Greenwich Alternative Investments said hedge funds posted an average gain of 11.5 per cent in 2007, outpacing the 5.5 per cent increase in the Standard & Poor’s 500 Index. Looking ahead, hedge funds expect to have a positive performance in 2008, according to a Lipper survey. Distressed debt, global macro, long/short equity and emerging markets are billed as likely top performers this year.
Unhappy with a poor performance for 2007, investors in Renaissance Technologies’ Institutional Equities Fund have withdrawn USD4bn, the first year in which the firm has suffered a new outflow of capital, leaving it with USD22bn of assets.
Private Advisors of Richmond, Virginia, is establishing an office in London. The USD4bn manager of hedge funds and private equity wants to expand its global reach as well develop its investment strategies.
Deephaven chief executive Colin Smith, along with principals Shailesh Vasundhra and Matt Nunn will next month buy nearly half of the Minnetonka, Minnesota, firm from its owner, Knight Capital Group.

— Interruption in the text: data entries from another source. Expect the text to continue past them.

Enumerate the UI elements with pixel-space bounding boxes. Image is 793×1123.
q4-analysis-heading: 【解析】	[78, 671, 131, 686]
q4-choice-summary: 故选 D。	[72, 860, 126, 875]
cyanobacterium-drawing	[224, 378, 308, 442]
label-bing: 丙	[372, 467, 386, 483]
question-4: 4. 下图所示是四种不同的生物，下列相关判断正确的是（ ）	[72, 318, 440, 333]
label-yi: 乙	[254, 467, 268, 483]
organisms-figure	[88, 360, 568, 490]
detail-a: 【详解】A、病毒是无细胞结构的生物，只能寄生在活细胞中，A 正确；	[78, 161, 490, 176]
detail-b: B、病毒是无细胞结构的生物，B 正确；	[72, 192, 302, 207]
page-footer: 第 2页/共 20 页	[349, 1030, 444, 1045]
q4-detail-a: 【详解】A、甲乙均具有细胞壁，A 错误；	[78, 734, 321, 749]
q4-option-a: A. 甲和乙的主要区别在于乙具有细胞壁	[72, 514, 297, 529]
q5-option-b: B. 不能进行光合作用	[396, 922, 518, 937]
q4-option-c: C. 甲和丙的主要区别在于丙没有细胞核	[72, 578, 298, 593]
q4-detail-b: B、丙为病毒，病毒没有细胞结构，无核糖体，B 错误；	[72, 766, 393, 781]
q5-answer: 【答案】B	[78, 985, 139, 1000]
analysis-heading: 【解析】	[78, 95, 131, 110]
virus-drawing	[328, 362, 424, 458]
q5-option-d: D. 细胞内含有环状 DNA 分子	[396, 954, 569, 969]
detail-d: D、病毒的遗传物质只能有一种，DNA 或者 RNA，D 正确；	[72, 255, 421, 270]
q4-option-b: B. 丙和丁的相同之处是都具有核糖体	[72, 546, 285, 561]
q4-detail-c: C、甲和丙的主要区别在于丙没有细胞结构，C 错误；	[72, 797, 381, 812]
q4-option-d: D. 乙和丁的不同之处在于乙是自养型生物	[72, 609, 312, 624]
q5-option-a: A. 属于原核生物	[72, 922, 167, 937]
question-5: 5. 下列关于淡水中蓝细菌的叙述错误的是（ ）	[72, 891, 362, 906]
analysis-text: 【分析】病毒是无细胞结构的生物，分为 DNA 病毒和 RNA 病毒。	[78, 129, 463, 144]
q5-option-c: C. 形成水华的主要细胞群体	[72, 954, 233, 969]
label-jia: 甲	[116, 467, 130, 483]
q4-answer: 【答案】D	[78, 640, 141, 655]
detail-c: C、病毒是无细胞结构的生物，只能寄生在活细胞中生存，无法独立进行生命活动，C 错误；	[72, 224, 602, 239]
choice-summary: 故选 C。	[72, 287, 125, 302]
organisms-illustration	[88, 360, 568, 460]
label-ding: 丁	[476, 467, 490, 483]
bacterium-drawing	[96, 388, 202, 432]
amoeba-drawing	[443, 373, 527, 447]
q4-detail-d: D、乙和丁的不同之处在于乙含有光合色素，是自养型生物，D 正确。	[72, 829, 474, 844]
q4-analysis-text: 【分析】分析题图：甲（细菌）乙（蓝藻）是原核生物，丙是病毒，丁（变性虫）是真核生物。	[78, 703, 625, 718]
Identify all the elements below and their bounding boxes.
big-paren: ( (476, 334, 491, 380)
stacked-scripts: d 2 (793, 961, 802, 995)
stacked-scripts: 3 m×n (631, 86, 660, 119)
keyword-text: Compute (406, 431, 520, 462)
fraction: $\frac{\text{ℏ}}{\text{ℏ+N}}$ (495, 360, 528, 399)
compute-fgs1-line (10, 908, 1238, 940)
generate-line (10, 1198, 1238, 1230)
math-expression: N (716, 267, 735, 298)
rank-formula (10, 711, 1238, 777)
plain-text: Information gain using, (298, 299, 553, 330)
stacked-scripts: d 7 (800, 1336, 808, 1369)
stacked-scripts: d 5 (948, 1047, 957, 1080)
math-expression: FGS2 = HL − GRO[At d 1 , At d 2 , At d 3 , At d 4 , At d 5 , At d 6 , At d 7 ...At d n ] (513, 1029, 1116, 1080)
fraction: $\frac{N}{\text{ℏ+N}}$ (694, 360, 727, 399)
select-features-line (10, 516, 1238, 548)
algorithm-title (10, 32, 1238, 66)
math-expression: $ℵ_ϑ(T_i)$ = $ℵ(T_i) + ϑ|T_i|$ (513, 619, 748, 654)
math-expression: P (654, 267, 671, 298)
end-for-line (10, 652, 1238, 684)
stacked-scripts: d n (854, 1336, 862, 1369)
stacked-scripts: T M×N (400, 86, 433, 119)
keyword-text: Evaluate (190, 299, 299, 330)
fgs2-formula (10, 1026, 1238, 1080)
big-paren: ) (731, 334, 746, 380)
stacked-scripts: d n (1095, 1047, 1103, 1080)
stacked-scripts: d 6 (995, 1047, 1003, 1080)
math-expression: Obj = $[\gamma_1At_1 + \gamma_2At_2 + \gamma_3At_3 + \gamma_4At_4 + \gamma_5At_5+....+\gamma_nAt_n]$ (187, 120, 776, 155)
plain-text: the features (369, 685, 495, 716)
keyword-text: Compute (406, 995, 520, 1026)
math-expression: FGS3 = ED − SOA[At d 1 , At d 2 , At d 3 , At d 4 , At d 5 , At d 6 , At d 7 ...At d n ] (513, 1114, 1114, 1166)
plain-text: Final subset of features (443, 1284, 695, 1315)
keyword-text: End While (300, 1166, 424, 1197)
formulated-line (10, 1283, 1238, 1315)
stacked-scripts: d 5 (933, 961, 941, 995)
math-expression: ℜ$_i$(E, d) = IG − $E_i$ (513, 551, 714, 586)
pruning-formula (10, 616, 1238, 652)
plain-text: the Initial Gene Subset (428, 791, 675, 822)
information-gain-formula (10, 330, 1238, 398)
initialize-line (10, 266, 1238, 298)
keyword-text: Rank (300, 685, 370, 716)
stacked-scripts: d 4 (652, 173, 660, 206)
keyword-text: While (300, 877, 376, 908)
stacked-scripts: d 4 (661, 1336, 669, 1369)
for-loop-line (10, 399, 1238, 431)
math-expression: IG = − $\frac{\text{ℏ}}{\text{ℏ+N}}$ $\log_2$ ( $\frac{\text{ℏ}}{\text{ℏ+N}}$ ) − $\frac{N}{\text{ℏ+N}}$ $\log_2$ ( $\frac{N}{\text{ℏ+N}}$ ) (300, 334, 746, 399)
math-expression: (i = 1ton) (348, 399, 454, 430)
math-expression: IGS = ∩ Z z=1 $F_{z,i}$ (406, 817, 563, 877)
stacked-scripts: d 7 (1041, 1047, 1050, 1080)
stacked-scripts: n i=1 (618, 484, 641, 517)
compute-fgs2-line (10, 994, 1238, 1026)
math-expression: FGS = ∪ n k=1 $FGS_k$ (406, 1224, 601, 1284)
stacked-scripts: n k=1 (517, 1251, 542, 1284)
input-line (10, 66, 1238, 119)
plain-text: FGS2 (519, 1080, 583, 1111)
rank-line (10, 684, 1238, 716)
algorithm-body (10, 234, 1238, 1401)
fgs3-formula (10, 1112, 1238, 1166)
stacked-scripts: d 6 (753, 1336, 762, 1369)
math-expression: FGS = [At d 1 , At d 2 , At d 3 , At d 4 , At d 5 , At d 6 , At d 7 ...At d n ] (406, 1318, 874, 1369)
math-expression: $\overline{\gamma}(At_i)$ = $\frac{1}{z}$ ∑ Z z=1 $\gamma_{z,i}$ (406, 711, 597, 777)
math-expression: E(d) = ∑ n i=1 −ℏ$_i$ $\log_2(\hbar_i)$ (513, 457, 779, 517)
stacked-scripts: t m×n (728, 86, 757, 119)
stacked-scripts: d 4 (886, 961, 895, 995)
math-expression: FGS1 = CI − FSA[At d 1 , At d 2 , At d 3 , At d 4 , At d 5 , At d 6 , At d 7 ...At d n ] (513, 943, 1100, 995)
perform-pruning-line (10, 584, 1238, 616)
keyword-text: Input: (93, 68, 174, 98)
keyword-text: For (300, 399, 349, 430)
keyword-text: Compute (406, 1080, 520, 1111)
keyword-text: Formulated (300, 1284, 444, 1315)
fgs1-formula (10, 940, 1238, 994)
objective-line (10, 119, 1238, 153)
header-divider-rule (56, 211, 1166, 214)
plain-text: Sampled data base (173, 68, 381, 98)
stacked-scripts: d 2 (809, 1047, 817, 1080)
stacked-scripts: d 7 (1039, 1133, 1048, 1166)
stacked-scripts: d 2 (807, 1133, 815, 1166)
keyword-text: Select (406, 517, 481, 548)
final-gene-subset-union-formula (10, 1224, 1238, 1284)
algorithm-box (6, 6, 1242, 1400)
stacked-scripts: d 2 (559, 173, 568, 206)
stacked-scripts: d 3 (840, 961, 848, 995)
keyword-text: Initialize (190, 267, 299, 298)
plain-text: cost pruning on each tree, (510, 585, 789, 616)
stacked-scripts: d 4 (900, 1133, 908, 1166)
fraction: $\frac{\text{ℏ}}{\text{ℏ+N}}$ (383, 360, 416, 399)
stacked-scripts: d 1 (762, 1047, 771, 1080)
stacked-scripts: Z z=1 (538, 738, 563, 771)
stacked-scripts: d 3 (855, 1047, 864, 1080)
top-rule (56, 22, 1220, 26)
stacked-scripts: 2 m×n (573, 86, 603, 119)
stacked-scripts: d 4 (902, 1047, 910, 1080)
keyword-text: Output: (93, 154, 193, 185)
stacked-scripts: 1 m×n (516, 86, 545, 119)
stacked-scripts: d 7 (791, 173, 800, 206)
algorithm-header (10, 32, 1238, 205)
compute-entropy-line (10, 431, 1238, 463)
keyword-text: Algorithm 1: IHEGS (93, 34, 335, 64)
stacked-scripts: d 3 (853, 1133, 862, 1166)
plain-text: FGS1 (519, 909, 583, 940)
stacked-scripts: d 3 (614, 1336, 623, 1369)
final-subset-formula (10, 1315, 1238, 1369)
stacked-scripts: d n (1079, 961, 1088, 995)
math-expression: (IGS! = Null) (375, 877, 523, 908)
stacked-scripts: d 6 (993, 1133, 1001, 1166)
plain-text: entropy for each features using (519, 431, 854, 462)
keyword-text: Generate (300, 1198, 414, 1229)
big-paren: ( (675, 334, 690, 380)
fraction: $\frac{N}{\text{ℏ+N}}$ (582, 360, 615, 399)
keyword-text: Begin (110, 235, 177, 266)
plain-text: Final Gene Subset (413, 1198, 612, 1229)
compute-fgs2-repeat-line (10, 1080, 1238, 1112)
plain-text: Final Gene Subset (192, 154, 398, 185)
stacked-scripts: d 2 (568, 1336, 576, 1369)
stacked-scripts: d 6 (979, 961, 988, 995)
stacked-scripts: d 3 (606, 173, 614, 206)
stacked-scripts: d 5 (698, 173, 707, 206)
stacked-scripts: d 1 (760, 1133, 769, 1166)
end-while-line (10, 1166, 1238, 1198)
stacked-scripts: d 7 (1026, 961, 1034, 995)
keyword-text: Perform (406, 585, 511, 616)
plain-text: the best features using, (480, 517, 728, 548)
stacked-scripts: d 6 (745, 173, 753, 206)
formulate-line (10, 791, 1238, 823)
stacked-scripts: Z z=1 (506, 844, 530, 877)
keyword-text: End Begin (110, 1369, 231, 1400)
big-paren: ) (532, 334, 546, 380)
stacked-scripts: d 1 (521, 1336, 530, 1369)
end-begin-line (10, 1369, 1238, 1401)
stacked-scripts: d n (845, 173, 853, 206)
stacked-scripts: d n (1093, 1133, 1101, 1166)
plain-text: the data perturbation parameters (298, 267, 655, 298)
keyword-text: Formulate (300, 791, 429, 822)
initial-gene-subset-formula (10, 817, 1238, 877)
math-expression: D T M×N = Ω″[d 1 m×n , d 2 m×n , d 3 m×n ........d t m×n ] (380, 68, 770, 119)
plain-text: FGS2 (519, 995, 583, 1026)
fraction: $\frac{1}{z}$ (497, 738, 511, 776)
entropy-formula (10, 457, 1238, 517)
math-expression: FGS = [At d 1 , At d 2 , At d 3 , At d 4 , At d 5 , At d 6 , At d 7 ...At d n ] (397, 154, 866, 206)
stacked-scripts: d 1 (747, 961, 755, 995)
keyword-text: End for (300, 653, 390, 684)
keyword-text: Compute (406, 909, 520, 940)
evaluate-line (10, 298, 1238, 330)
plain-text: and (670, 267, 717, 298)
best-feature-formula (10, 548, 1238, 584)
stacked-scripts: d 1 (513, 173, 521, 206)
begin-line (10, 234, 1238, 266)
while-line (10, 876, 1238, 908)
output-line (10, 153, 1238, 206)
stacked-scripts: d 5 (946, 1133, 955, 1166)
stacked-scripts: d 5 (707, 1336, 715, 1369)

The firm runs USD4.4bn in assets. New Jersey-based Knight will pursue strategic alternatives for its remaining stake. Goldman Sachs analyst Daniel Harris expects Deephaven to be worth as much as USD600m.
SAC Capital of Stamford, Connecticut, has lost president Brian Cohn and finance chief James Rowen. Cohn will take personal time while Rowen is going to New York-based Renaissance Technologies as chief operating officer next month. SAC, which manages USD15bn, replaced Rowen with its accounting and operations head Daniel Berkowitz.
Bear Stearns has named Michael Minnikes as chief executive of its securities division. Minnikes formerly was the treasurer and joint president of the unit that handles its global clearing and prime brokerage businesses. Robert Upton, who previously worked in a corporate treasurer role, now has Minnikes’s former title.
Meanwhile, Soros Fund Management has tapped BlackRock co-founder Keith Anderson as its investment chief. Anderson will start working at the New York outfit next month, replacing founder George Soros’s son, Robert, who stepped aside in July.